Adding a New Integration

The recommended approach is to use OpenTelemetry with OpenInference instrumentors. See evaldeck.integrations.opentelemetry for the implementation.

For frameworks with OpenInference support, no additional code is needed:

from evaldeck.integrations import setup_otel_tracing
from openinference.instrumentation.langchain import LangChainInstrumentor

processor = setup_otel_tracing()
LangChainInstrumentor().instrument()

# Traces captured automatically

For custom frameworks without OpenTelemetry support, create an adapter that builds Trace objects:

class MyFrameworkTracer:
    def __init__(self):
        self.trace = Trace(...)

    def on_event(self, event):
        self.trace.add_step(...)

    def get_trace(self) -> Trace:
        return self.trace

Design Principles

1. Framework Agnostic

The Trace model is independent of any agent framework.
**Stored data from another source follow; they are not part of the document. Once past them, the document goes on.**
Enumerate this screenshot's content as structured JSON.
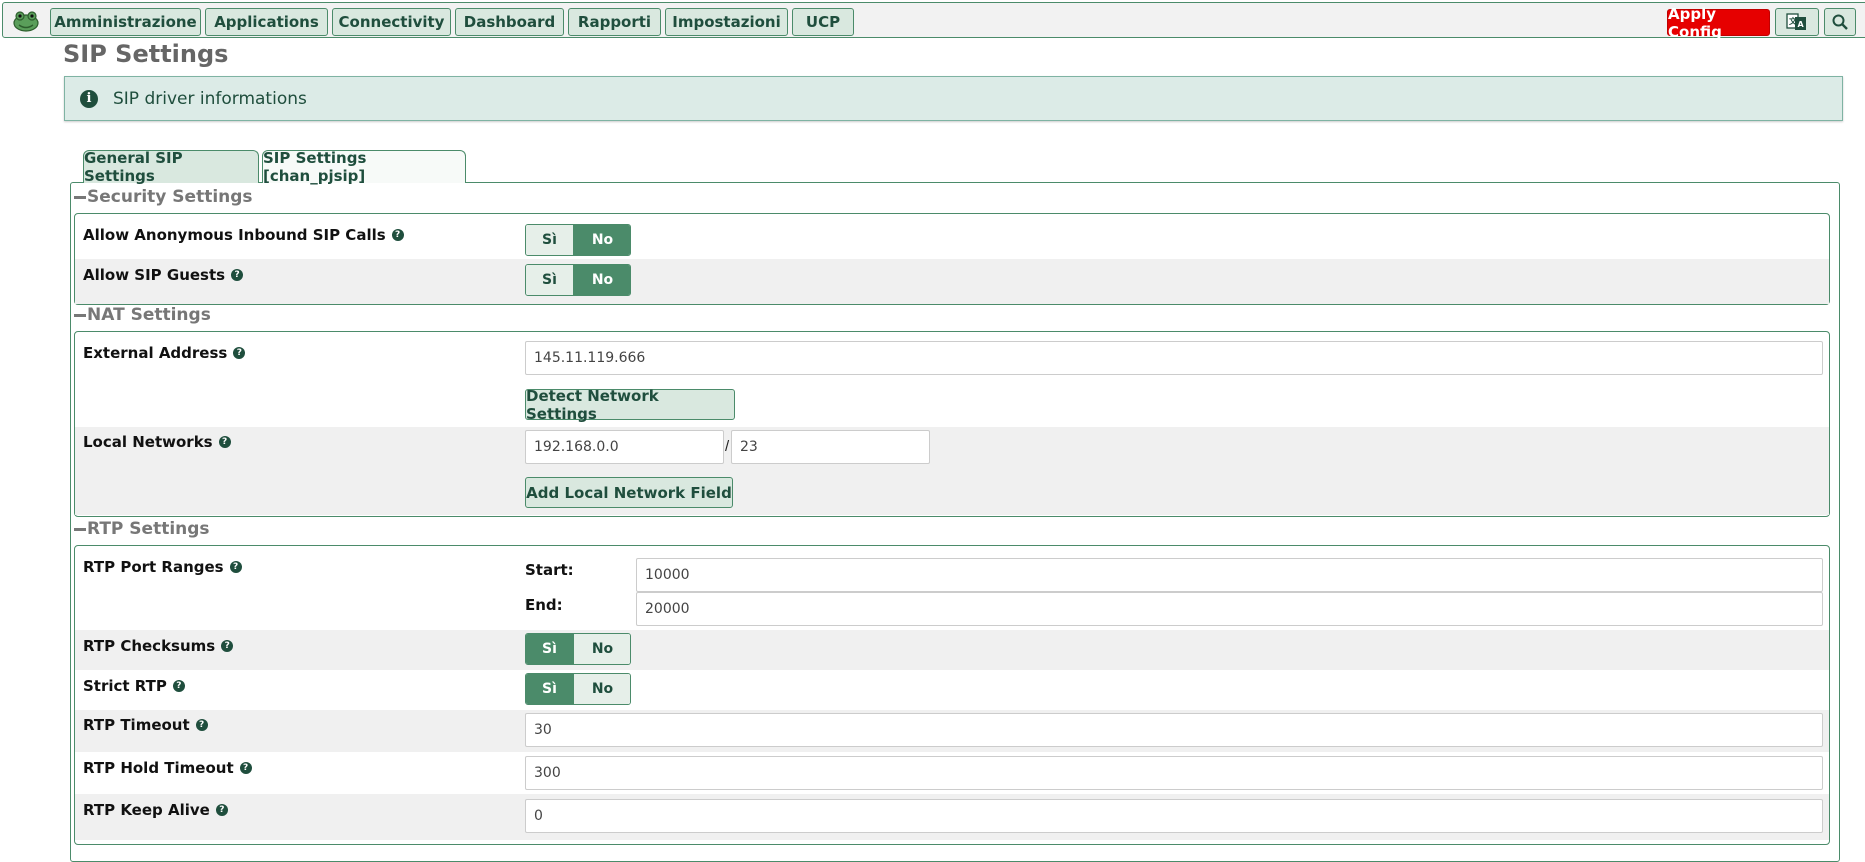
{
  "nav": {
    "items": [
      {
        "label": "Amministrazione"
      },
      {
        "label": "Applications"
      },
      {
        "label": "Connectivity"
      },
      {
        "label": "Dashboard"
      },
      {
        "label": "Rapporti"
      },
      {
        "label": "Impostazioni"
      },
      {
        "label": "UCP"
      }
    ],
    "apply_label": "Apply Config",
    "logo_icon": "frog-logo-icon",
    "translate_icon": "translate-icon",
    "search_icon": "search-icon"
  },
  "page": {
    "title": "SIP Settings",
    "info_text": "SIP driver informations"
  },
  "tabs": [
    {
      "label": "General SIP Settings",
      "active": true
    },
    {
      "label": "SIP Settings [chan_pjsip]",
      "active": false
    }
  ],
  "sections": {
    "security": {
      "title": "Security Settings",
      "anon_label": "Allow Anonymous Inbound SIP Calls",
      "guests_label": "Allow SIP Guests",
      "anon_value": "No",
      "guests_value": "No"
    },
    "nat": {
      "title": "NAT Settings",
      "external_label": "External Address",
      "external_value": "145.11.119.666",
      "detect_button": "Detect Network Settings",
      "local_label": "Local Networks",
      "local_ip": "192.168.0.0",
      "local_sep": "/",
      "local_mask": "23",
      "add_button": "Add Local Network Field"
    },
    "rtp": {
      "title": "RTP Settings",
      "port_label": "RTP Port Ranges",
      "start_label": "Start:",
      "start_value": "10000",
      "end_label": "End:",
      "end_value": "20000",
      "checksums_label": "RTP Checksums",
      "checksums_value": "Sì",
      "strict_label": "Strict RTP",
      "strict_value": "Sì",
      "timeout_label": "RTP Timeout",
      "timeout_value": "30",
      "hold_label": "RTP Hold Timeout",
      "hold_value": "300",
      "keepalive_label": "RTP Keep Alive",
      "keepalive_value": "0"
    }
  },
  "toggle": {
    "yes": "Sì",
    "no": "No"
  },
  "help_glyph": "?",
  "info_glyph": "i",
  "colors": {
    "accent": "#4b8b6a",
    "dark": "#1f4e3d",
    "apply": "#e60000",
    "banner": "#dcebe7"
  }
}
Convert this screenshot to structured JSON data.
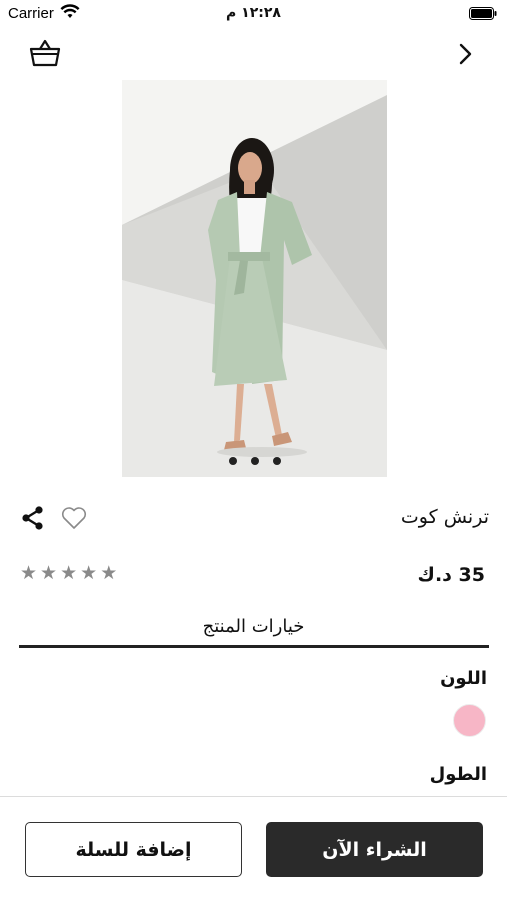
{
  "status_bar": {
    "carrier": "Carrier",
    "time": "١٢:٢٨ م"
  },
  "nav": {
    "basket_icon": "basket-icon",
    "back_icon": "chevron-right-icon"
  },
  "gallery": {
    "image_count": 3,
    "active_index": 2
  },
  "product": {
    "title": "ترنش كوت",
    "price": "35 د.ك",
    "rating_stars": 5,
    "rating_filled": 0
  },
  "tabs": {
    "options_label": "خيارات المنتج"
  },
  "options": {
    "color_label": "اللون",
    "selected_color": "#f7b6c6",
    "length_label": "الطول"
  },
  "actions": {
    "buy_now_label": "الشراء الآن",
    "add_to_cart_label": "إضافة للسلة"
  },
  "colors": {
    "primary_dark": "#2a2a2a",
    "star_color": "#8a8a8a"
  }
}
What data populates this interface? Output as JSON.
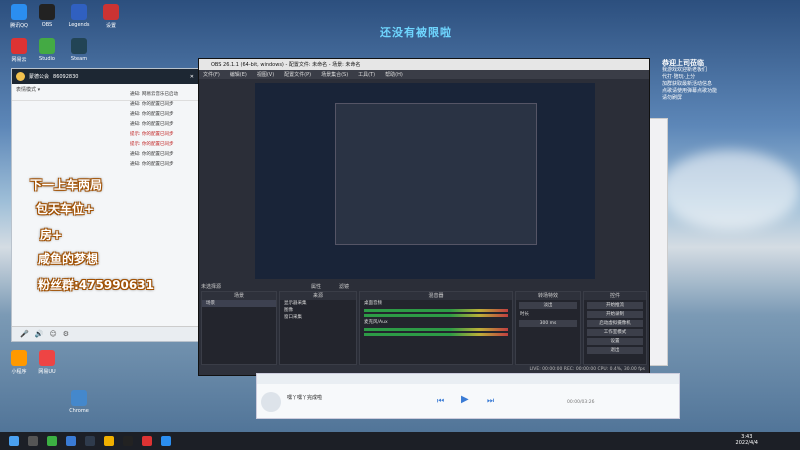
{
  "desktop": {
    "banner_text": "还没有被限啦",
    "icons": [
      {
        "label": "腾讯QQ",
        "color": "#2b8ef0"
      },
      {
        "label": "OBS",
        "color": "#222"
      },
      {
        "label": "Legends",
        "color": "#3060c0"
      },
      {
        "label": "设置",
        "color": "#c33"
      },
      {
        "label": "网易云",
        "color": "#d33"
      },
      {
        "label": "Studio",
        "color": "#4a4"
      },
      {
        "label": "Steam",
        "color": "#245"
      },
      {
        "label": "小程序",
        "color": "#f90"
      },
      {
        "label": "网易UU",
        "color": "#e44"
      },
      {
        "label": "Chrome",
        "color": "#48c"
      }
    ]
  },
  "qq": {
    "title": "蒙德公会",
    "group_id": "86092830",
    "sub_label": "表情模式 ▾",
    "messages": [
      {
        "text": "通知: 网易云音乐已启动",
        "red": false
      },
      {
        "text": "通知: 你的配置已同步",
        "red": false
      },
      {
        "text": "通知: 你的配置已同步",
        "red": false
      },
      {
        "text": "通知: 你的配置已同步",
        "red": false
      },
      {
        "text": "提示: 你的配置已同步",
        "red": true
      },
      {
        "text": "提示: 你的配置已同步",
        "red": true
      },
      {
        "text": "通知: 你的配置已同步",
        "red": false
      },
      {
        "text": "通知: 你的配置已同步",
        "red": false
      }
    ]
  },
  "overlay": {
    "line1": "下一上车两局",
    "line2": "包天车位+",
    "line3": "房+",
    "line4": "咸鱼的梦想",
    "line5": "粉丝群:475990631"
  },
  "obs": {
    "window_title": "OBS 26.1.1 (64-bit, windows) - 配置文件: 未命名 - 场景: 未命名",
    "menu": [
      "文件(F)",
      "编辑(E)",
      "视图(V)",
      "配置文件(P)",
      "场景集合(S)",
      "工具(T)",
      "帮助(H)"
    ],
    "no_source": "未选择源",
    "props": "属性",
    "filters": "滤镜",
    "scene_header": "场景",
    "scene_item": "场景",
    "sources_header": "来源",
    "sources": [
      "显示器采集",
      "图像",
      "窗口采集"
    ],
    "mixer_header": "混音器",
    "mixer_tracks": [
      "桌面音频",
      "麦克风/Aux"
    ],
    "transition_header": "转场特效",
    "transition_value": "淡出",
    "duration_label": "时长",
    "duration_value": "300 ms",
    "controls_header": "控件",
    "controls": [
      "开始推流",
      "开始录制",
      "启动虚拟摄像机",
      "工作室模式",
      "设置",
      "退出"
    ],
    "status": "LIVE: 00:00:00   REC: 00:00:00   CPU: 0.4%, 30.00 fps"
  },
  "player": {
    "song": "嘿丫嘿丫完成啦",
    "time": "00:00/03:26"
  },
  "right": {
    "title": "恭迎上司莅临",
    "lines": [
      "我游戏欢迎新老板们",
      "代打·陪玩·上分",
      "加群获取最新活动信息",
      "点歌请使用弹幕点歌功能",
      "请勿刷屏"
    ]
  },
  "taskbar": {
    "time": "3:43",
    "date": "2022/4/4"
  }
}
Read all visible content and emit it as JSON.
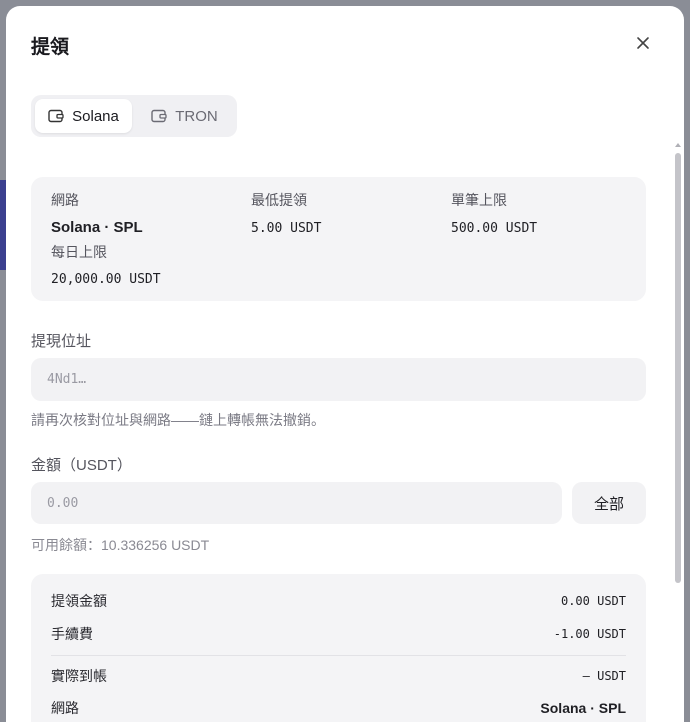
{
  "dialog": {
    "title": "提領"
  },
  "network_tabs": [
    {
      "label": "Solana",
      "icon": "wallet-icon",
      "active": true
    },
    {
      "label": "TRON",
      "icon": "wallet-icon",
      "active": false
    }
  ],
  "info": {
    "network_label": "網路",
    "network_value": "Solana · SPL",
    "min_label": "最低提領",
    "min_value": "5.00 USDT",
    "single_max_label": "單筆上限",
    "single_max_value": "500.00 USDT",
    "daily_label": "每日上限",
    "daily_value": "20,000.00 USDT"
  },
  "address": {
    "label": "提現位址",
    "placeholder": "4Nd1…",
    "warning": "請再次核對位址與網路——鏈上轉帳無法撤銷。"
  },
  "amount": {
    "label": "金額（USDT）",
    "placeholder": "0.00",
    "all_button": "全部",
    "available": "可用餘額：10.336256 USDT"
  },
  "summary": {
    "rows": [
      {
        "label": "提領金額",
        "value": "0.00 USDT"
      },
      {
        "label": "手續費",
        "value": "-1.00 USDT"
      },
      {
        "label": "實際到帳",
        "value": "— USDT"
      },
      {
        "label": "網路",
        "value": "Solana · SPL"
      }
    ]
  },
  "colors": {
    "modal_bg": "#ffffff",
    "card_bg": "#f4f4f6",
    "field_bg": "#f2f2f4",
    "backdrop": "#8a8d96"
  }
}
Integrations convert framework-specific events to this common format.

2. Composable Graders

Graders are independent units that can be combined. Each grader checks one thing.

3. Separation of Concerns

  • Models: Data structures
  • Graders: Pass/fail logic
  • Metrics: Measurements
  • Evaluator: Orchestration
  • CLI: User interface

4. YAML-First Configuration

Test cases and config use YAML for readability and version control friendliness.

5. Python API Parity

Everything available in YAML is also available programmatically.